Value of `null`? #111

k-sareen · 2022-12-02T00:03:26Z

Having been programming in Rust for the last couple of years, I will say the one feature I'd like to import from Rust into Virgil is that references aren't allowed to be null, i.e. they have to be the Option (or Result) type. I quite like this as the type system forces you to check a potentially nullable reference at compile time and you avoid the nasty !NullPointerException errors (and yes -- I know many languages have had this for ages, but Rust was my first serious exposure to this). Virgil already has support for ADTs etc., so a native Option type is already possible except for the fact that null still exists (as you can just set an Option variable to null, which defeats the purpose of Option).

Hence, my question is, do you think there is still value in keeping null? I think it'd be nicer to not have null, but I understand it's a very significant change to the language and will require major refactoring.

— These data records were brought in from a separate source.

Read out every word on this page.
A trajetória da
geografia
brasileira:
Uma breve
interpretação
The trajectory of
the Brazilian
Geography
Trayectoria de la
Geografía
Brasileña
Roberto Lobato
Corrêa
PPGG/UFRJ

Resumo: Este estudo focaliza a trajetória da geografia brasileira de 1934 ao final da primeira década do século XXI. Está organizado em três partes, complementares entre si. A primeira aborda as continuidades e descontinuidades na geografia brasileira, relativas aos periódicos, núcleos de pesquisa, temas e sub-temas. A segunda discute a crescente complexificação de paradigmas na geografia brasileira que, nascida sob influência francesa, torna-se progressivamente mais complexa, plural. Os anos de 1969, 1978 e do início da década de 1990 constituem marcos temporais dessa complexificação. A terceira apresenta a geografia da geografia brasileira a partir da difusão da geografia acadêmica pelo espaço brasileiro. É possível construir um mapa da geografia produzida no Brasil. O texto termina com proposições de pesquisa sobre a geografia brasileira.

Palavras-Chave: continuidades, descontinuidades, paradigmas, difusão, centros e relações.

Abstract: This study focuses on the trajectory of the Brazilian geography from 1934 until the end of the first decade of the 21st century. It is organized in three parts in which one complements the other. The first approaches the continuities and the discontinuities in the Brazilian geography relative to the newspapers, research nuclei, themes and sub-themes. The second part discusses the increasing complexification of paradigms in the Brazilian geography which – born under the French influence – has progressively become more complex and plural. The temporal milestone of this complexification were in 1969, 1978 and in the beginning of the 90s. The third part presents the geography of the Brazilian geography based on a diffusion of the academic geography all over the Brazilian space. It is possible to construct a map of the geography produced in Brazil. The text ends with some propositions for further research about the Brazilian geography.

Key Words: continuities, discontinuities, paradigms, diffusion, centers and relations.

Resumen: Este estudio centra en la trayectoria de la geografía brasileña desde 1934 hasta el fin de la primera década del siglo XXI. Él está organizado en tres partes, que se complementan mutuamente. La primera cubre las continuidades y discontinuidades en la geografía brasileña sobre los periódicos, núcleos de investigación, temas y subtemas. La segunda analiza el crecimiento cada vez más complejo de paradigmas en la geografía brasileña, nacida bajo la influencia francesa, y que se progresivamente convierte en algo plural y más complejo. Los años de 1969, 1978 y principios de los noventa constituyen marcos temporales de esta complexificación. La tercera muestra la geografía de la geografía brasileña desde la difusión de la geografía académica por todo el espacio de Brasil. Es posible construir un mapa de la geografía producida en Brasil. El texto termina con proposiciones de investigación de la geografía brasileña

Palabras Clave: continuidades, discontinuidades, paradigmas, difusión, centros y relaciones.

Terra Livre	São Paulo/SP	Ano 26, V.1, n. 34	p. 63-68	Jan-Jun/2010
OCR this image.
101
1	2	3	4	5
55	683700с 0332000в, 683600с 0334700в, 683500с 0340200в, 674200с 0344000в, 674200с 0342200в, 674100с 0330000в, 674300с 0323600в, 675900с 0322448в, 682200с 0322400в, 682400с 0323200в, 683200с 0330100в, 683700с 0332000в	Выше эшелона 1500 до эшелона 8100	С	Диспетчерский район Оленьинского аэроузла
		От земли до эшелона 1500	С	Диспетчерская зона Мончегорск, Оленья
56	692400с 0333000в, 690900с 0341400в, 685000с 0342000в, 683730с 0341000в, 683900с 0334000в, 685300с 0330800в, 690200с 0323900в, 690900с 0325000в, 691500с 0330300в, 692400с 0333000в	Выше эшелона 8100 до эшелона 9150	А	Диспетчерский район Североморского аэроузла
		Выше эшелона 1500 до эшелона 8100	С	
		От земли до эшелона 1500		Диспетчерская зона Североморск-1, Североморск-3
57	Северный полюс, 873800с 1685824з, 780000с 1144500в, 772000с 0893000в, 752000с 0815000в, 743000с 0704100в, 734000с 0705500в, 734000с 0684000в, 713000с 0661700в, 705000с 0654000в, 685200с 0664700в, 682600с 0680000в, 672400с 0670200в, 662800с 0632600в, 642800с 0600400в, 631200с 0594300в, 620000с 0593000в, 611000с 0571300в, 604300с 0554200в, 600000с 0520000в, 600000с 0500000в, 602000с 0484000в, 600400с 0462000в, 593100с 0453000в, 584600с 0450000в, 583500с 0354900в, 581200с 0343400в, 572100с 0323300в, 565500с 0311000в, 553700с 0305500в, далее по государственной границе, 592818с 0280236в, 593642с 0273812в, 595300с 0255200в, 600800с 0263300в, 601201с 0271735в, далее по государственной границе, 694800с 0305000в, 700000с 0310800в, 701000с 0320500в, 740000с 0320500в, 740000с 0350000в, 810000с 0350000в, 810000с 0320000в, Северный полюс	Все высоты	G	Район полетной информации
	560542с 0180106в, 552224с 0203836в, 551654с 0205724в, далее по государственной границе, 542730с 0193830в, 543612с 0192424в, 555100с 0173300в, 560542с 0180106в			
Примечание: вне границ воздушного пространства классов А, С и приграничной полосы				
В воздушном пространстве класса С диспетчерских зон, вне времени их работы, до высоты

The text was updated successfully, but these errors were encountered:

titzer · 2022-12-04T22:55:26Z

I'd like to incrementally move away from nullable types, perhaps introducing ? as the option type constructor, and null as the value for not-present. My concern is how much real code will end up with ? everywhere for nullable types and how often programs end up using null-tolerant constructs such as .?.

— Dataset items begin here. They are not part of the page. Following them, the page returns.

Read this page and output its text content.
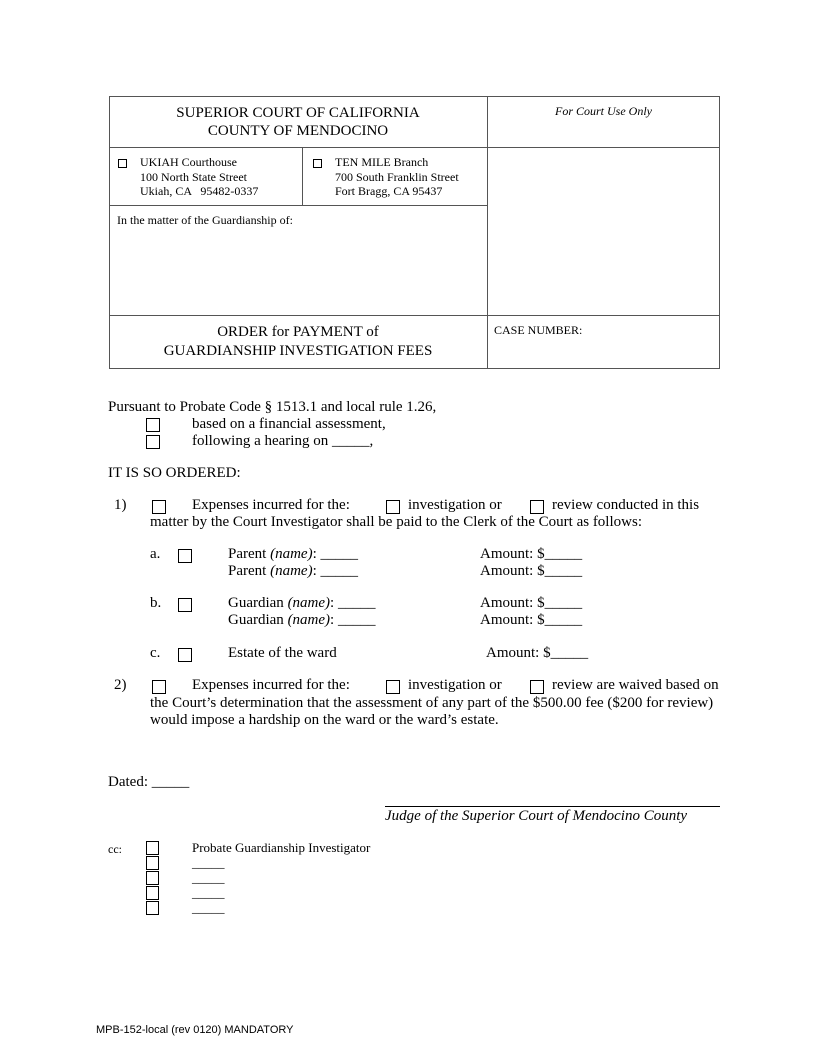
SUPERIOR COURT OF CALIFORNIA
COUNTY OF MENDOCINO
For Court Use Only
UKIAH Courthouse
100 North State Street
Ukiah, CA   95482-0337
TEN MILE Branch
700 South Franklin Street
Fort Bragg, CA 95437
In the matter of the Guardianship of:
ORDER for PAYMENT of
GUARDIANSHIP INVESTIGATION FEES
CASE NUMBER:
Pursuant to Probate Code § 1513.1 and local rule 1.26,
based on a financial assessment,
following a hearing on _____,
IT IS SO ORDERED:
1)	Expenses incurred for the:	investigation or	review conducted in this
matter by the Court Investigator shall be paid to the Clerk of the Court as follows:
a.	Parent (name): _____	Amount: $_____
Parent (name): _____	Amount: $_____
b.	Guardian (name): _____	Amount: $_____
Guardian (name): _____	Amount: $_____
c.	Estate of the ward	Amount: $_____
2)	Expenses incurred for the:	investigation or	review are waived based on
the Court’s determination that the assessment of any part of the $500.00 fee ($200 for review)
would impose a hardship on the ward or the ward’s estate.
Dated: _____
Judge of the Superior Court of Mendocino County
cc:	Probate Guardianship Investigator
_____
_____
_____
_____
MPB-152-local (rev 0120) MANDATORY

In Virgil, functions can be null. I've recently started to feel like having a optional-invoke construct would be useful, e.g. for invoking debugging/tracing code, like:

var onEvent: E -> ();

def myfunc(e: E) {
  onEvent?(e);
  realWork(e);
}

k-sareen · 2022-12-05T02:19:20Z

My concern is how much real code will end up with ? everywhere for nullable types

Yeah. In my subjective experience with Rust, it can litter the code with ? everywhere if one function deep in the call stack returns an Option (or Result) type, as you have to pass the values through the callstack until a function has enough context to deal with the None (or Err) value. Though often it is just the function 1 level higher (i.e. the caller function) than the function that is returning the optional value.

I've recently started to feel like having a optional-invoke construct would be useful, e.g. for invoking debugging/tracing code

Feels like ? is starting to get very overloaded then if it will be used for checking if a variable is None or Err (as Rust uses it), as the "optional-invoke construct", and also as the type query operator (.?). The optional-invoke construct definitely sounds quite interesting for benchmarking as well.

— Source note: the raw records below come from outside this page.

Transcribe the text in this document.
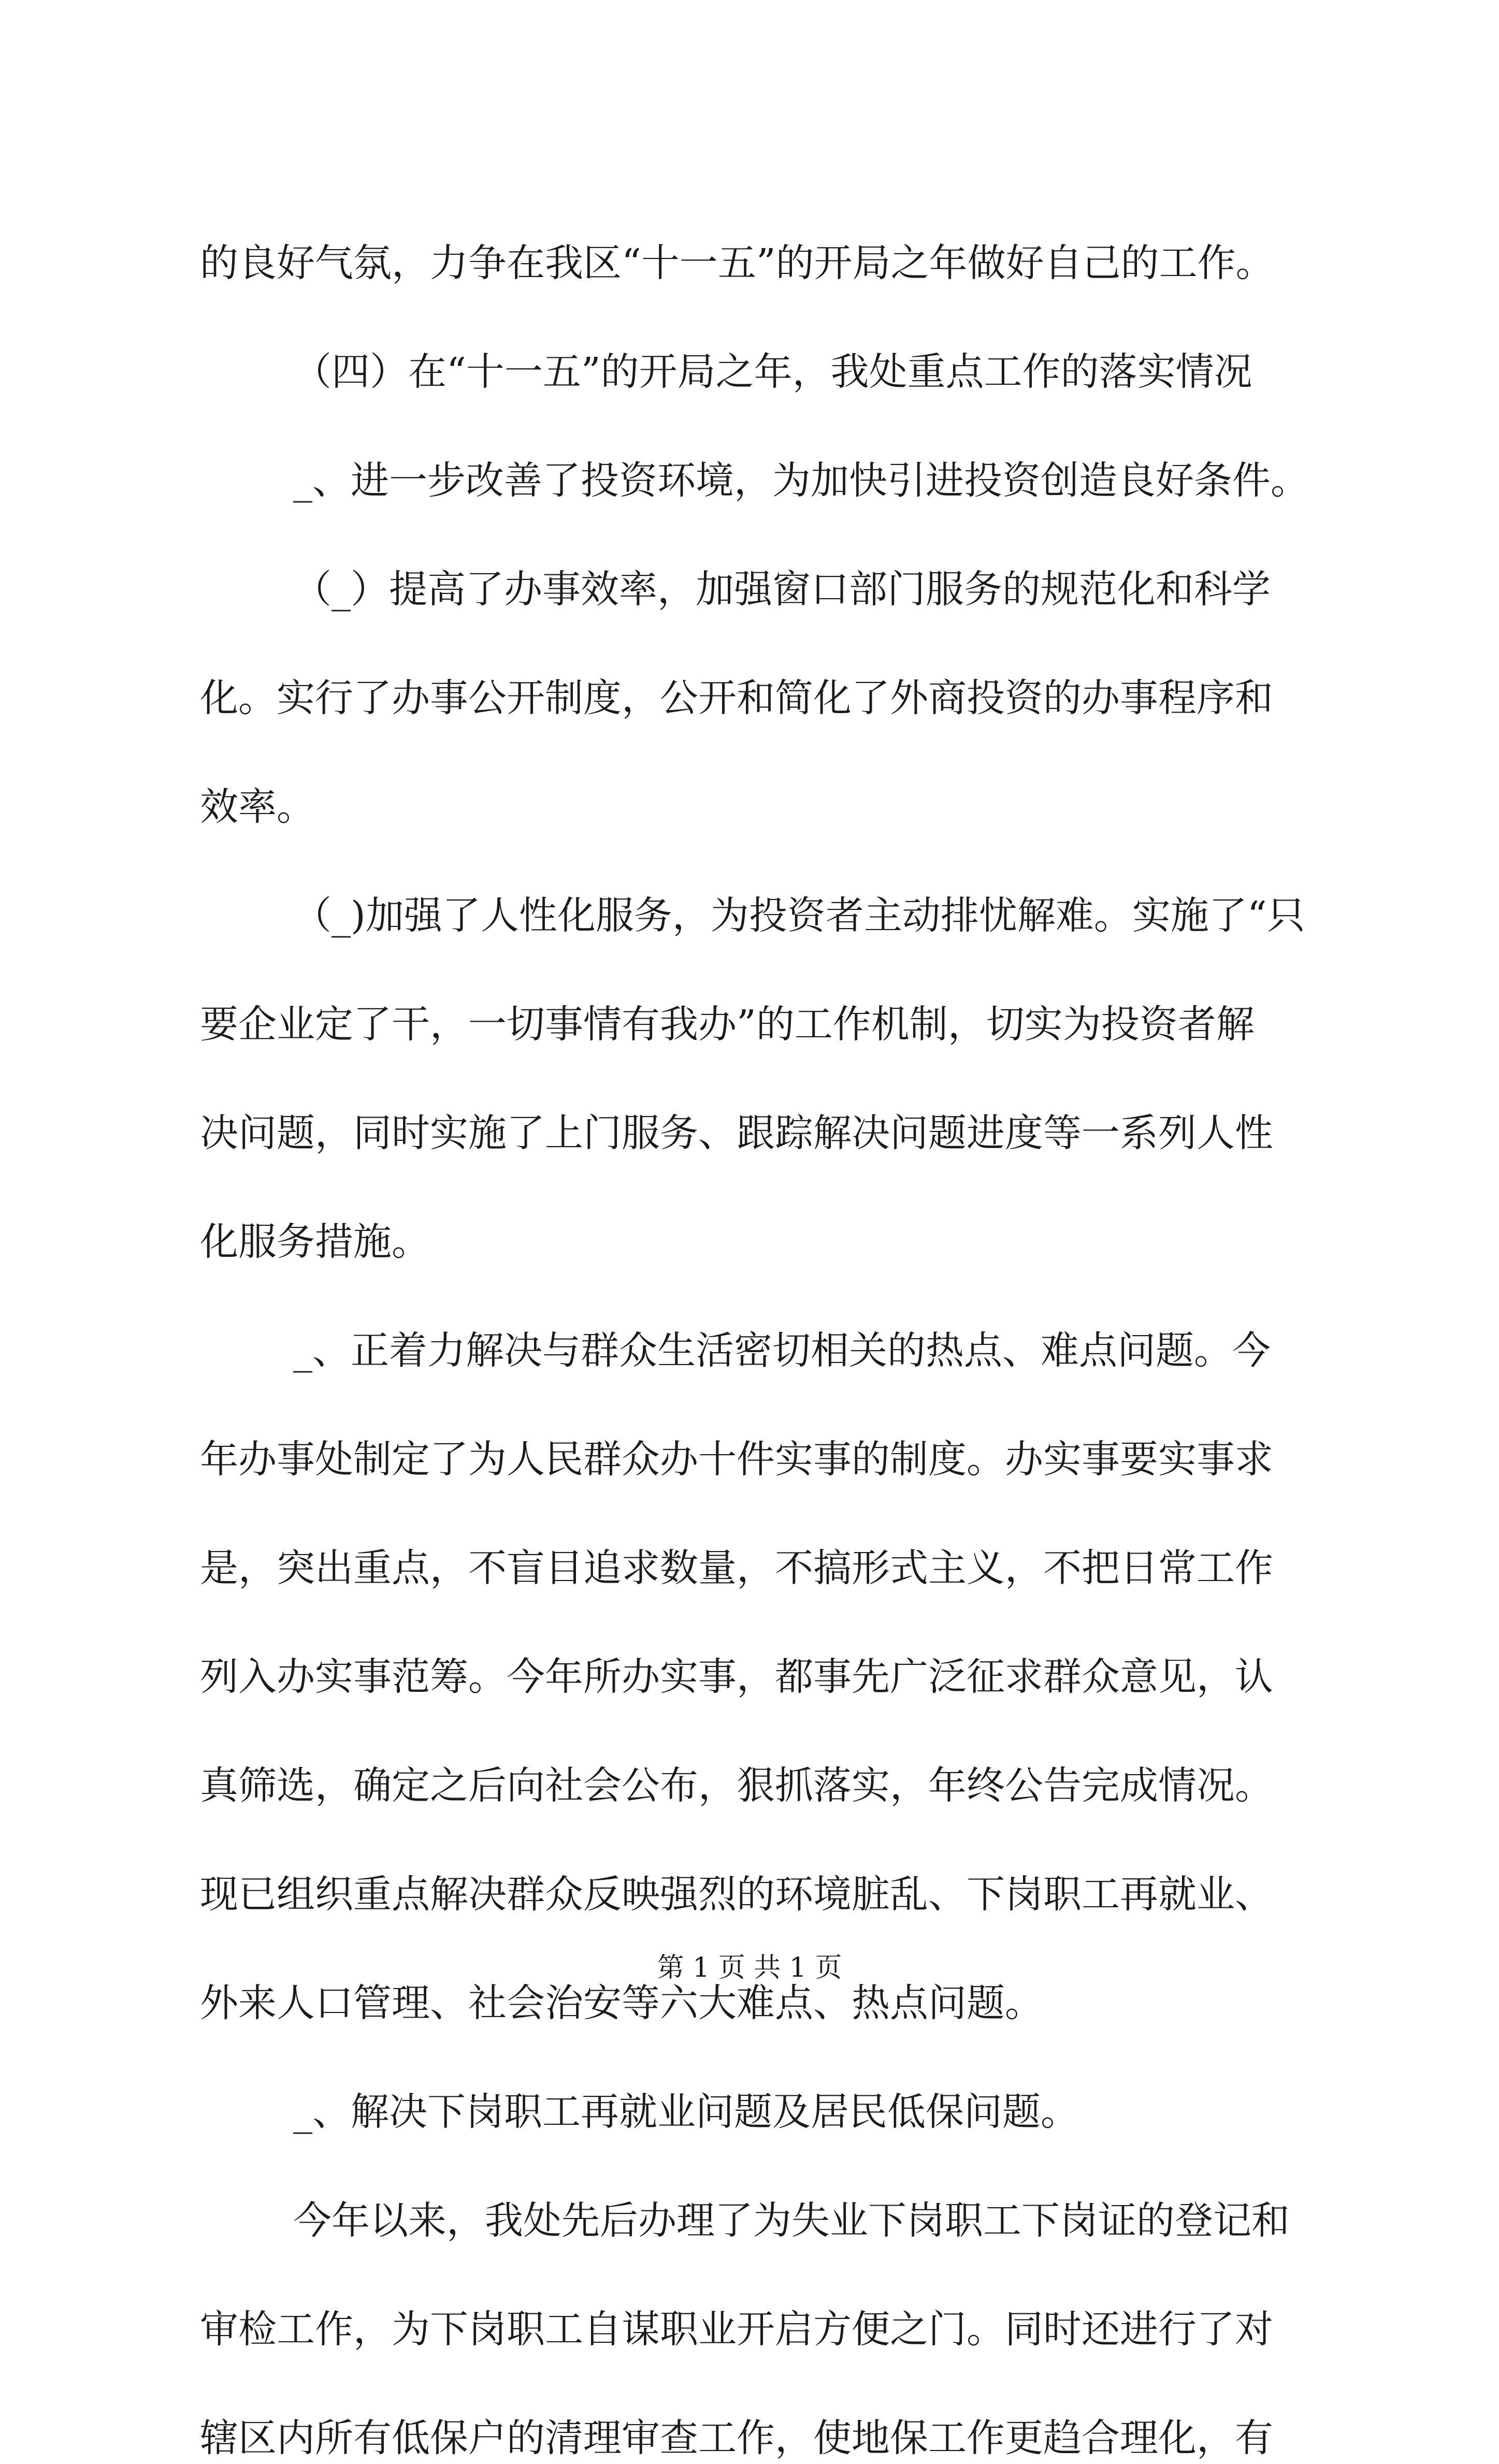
的良好气氛，力争在我区“十一五”的开局之年做好自己的工作。
（四）在“十一五”的开局之年，我处重点工作的落实情况
_、进一步改善了投资环境，为加快引进投资创造良好条件。
（_）提高了办事效率，加强窗口部门服务的规范化和科学
化。实行了办事公开制度，公开和简化了外商投资的办事程序和
效率。
（_)加强了人性化服务，为投资者主动排忧解难。实施了“只
要企业定了干，一切事情有我办”的工作机制，切实为投资者解
决问题，同时实施了上门服务、跟踪解决问题进度等一系列人性
化服务措施。
_、正着力解决与群众生活密切相关的热点、难点问题。今
年办事处制定了为人民群众办十件实事的制度。办实事要实事求
是，突出重点，不盲目追求数量，不搞形式主义，不把日常工作
列入办实事范筹。今年所办实事，都事先广泛征求群众意见，认
真筛选，确定之后向社会公布，狠抓落实，年终公告完成情况。
现已组织重点解决群众反映强烈的环境脏乱、下岗职工再就业、
外来人口管理、社会治安等六大难点、热点问题。
_、解决下岗职工再就业问题及居民低保问题。
今年以来，我处先后办理了为失业下岗职工下岗证的登记和
审检工作，为下岗职工自谋职业开启方便之门。同时还进行了对
辖区内所有低保户的清理审查工作，使地保工作更趋合理化，有
第 1 页 共 1 页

k-sareen · 2022-12-05T02:28:57Z

Though Virgil already has a lot of:

val = something();
if (val == null) {
    fail("val is null");
}

which would be cleaned up by the ? operator.

The major way I've seen null being used (and correct me if I'm wrong), is for initialization, which I think would benefit from the ? operator.

titzer · 2022-12-05T22:56:32Z

One possible migration path would be to introduce the option type constructor first, while keeping the nullability of class and array types as it is now. The option type constructor applied to type T creates a type that represents the union of the null value with the set of values represented by the type T.

For syntax, I like postfix ? for types, so they look like T?, such as int?, Foo?, and so on.
This type constructor would have a couple of special cases, like T?? == T?, because of the union semantics above. Similarly, for a class or array type T, initially T? == T.

Overall, this kind of change requires the compiler to support the union of the old language behavior and the new language behavior, selectable with a command-line flag. (Similar to how I did the -legacy-cast migration), but bigger. It takes at least two bootstraps and stable releases to get the behavior on-by-default, because the compiler must first support the new semantics under a flag, then the compiler (and all tests) need to be migrated to comply to the new rules, then the flag can be flipped, then the flag removed.

To support the union of behaviors I would first introduce non-nullable types in the compiler's representation of Virgil types. They wouldn't necessarily have a source syntax, but it would allow working on the verifier rules. Thus the verifier could be incrementally migrated to generate errors, enabled by the command-line flag.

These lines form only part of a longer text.